Quand je suis arrivée en France pour faire de la recherche fondamentale, je parlais à peine le français – j’ai appris dans mon laboratoire d’accueil. Il était totalement accepté et naturel que je postule à un poste au CNRS quelques années après mon arrivée. J’ai été très agréablement frappée par l’accueil réservé aux chercheurs étrangers. La question d’être étrangère ne s’est pas posée. Cela m’a beaucoup marquée. La France a vraiment ouvert ses portes aux chercheurs du monde entier.

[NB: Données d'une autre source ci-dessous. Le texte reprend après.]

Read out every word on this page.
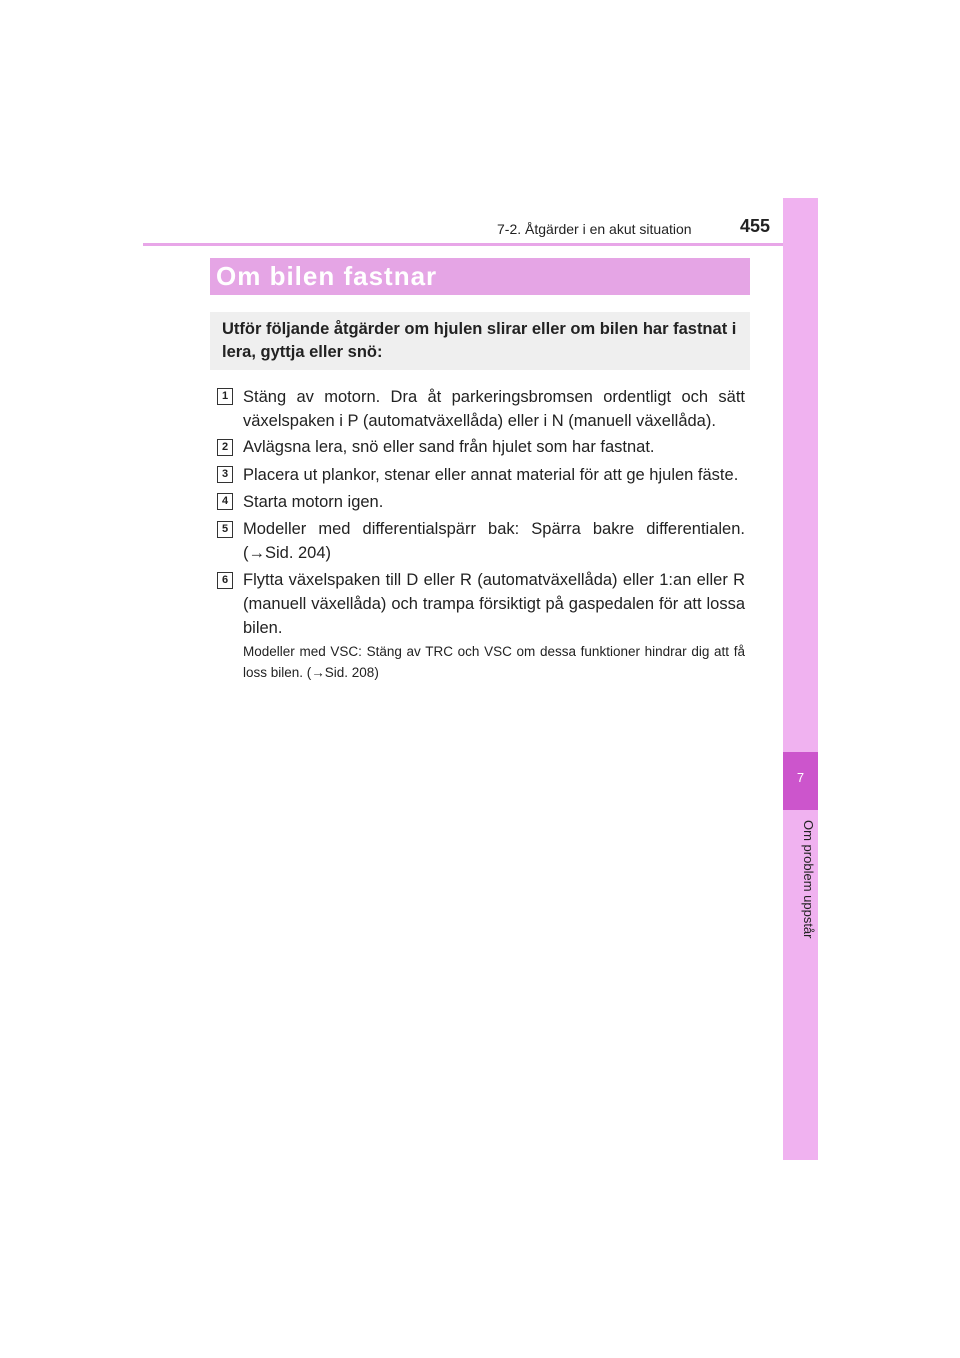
7-2. Åtgärder i en akut situation	455
7
Om problem uppstår
Om bilen fastnar
Utför följande åtgärder om hjulen slirar eller om bilen har fastnat i lera, gyttja eller snö:
1 Stäng av motorn. Dra åt parkeringsbromsen ordentligt och sätt växelspaken i P (automatväxellåda) eller i N (manuell växellåda).
2 Avlägsna lera, snö eller sand från hjulet som har fastnat.
3 Placera ut plankor, stenar eller annat material för att ge hjulen fäste.
4 Starta motorn igen.
5 Modeller med differentialspärr bak: Spärra bakre differentialen. (→Sid. 204)
6 Flytta växelspaken till D eller R (automatväxellåda) eller 1:an eller R (manuell växellåda) och trampa försiktigt på gaspedalen för att lossa bilen.
Modeller med VSC: Stäng av TRC och VSC om dessa funktioner hindrar dig att få loss bilen. (→Sid. 208)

C’est grâce à ce poste au CNRS que j’ai pu poursuivre mes recherches dans la durée tout en fondant une famille. Ici, les femmes qui travaillent sont soutenues, car l’école et les crèches sont accessibles et peu couteuses en comparaison d’autres pays. Les Français ne le disent pas assez je trouve, mais moi, si : c’est vraiment une chance d’être une femme chercheuse en France. J’ai été accueillie sans avoir à me poser de questions sur ma carrière. J’ai été jugée comme scientifique – point. Les choses doivent évoluer dans ce sens partout en Europe et dans le monde.
Pensez-vous qu’il y ait une spécificité française de l’accueil des chercheurs étrangers ?

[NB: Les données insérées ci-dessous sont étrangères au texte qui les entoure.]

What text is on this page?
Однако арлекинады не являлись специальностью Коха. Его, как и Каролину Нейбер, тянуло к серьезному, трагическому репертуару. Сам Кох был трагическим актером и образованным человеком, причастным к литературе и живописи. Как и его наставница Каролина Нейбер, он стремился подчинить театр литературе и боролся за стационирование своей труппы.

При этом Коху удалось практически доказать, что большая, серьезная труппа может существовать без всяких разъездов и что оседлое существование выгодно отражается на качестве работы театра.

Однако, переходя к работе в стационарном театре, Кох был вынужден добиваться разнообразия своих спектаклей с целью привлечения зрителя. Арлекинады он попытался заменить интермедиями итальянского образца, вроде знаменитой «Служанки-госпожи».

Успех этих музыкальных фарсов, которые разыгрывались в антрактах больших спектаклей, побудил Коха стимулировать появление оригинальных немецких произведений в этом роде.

L’accueil des chercheurs étrangers n’est pas toujours simple, ici comme ailleurs. Mais, je dirais que la France, par ses règles et son organisation, peut servir d’exemple. Ainsi, quand des chercheurs européens viennent dans un laboratoire français, on leur établit un contrat de travail. C’est une évidence ici, mais pas forcément ailleurs. On constate que, petit à petit, les pratiques françaises s’imposent aux autres. Il y a en France des dispositifs forts pour soutenir la recherche, l’accueil de scientifiques étrangers, les femmes scientifiques. Mais des points sont toujours à améliorer, comme le financement – je ne les minimise pas. Edith Heard
Vous coprésidez avec Alain Prochiantz, administrateur du Collège de France, le comité de parrainage du Programme national d’aide à l’accueil en urgence des scientifiques en exil (Pause). Pourquoi ce programme ?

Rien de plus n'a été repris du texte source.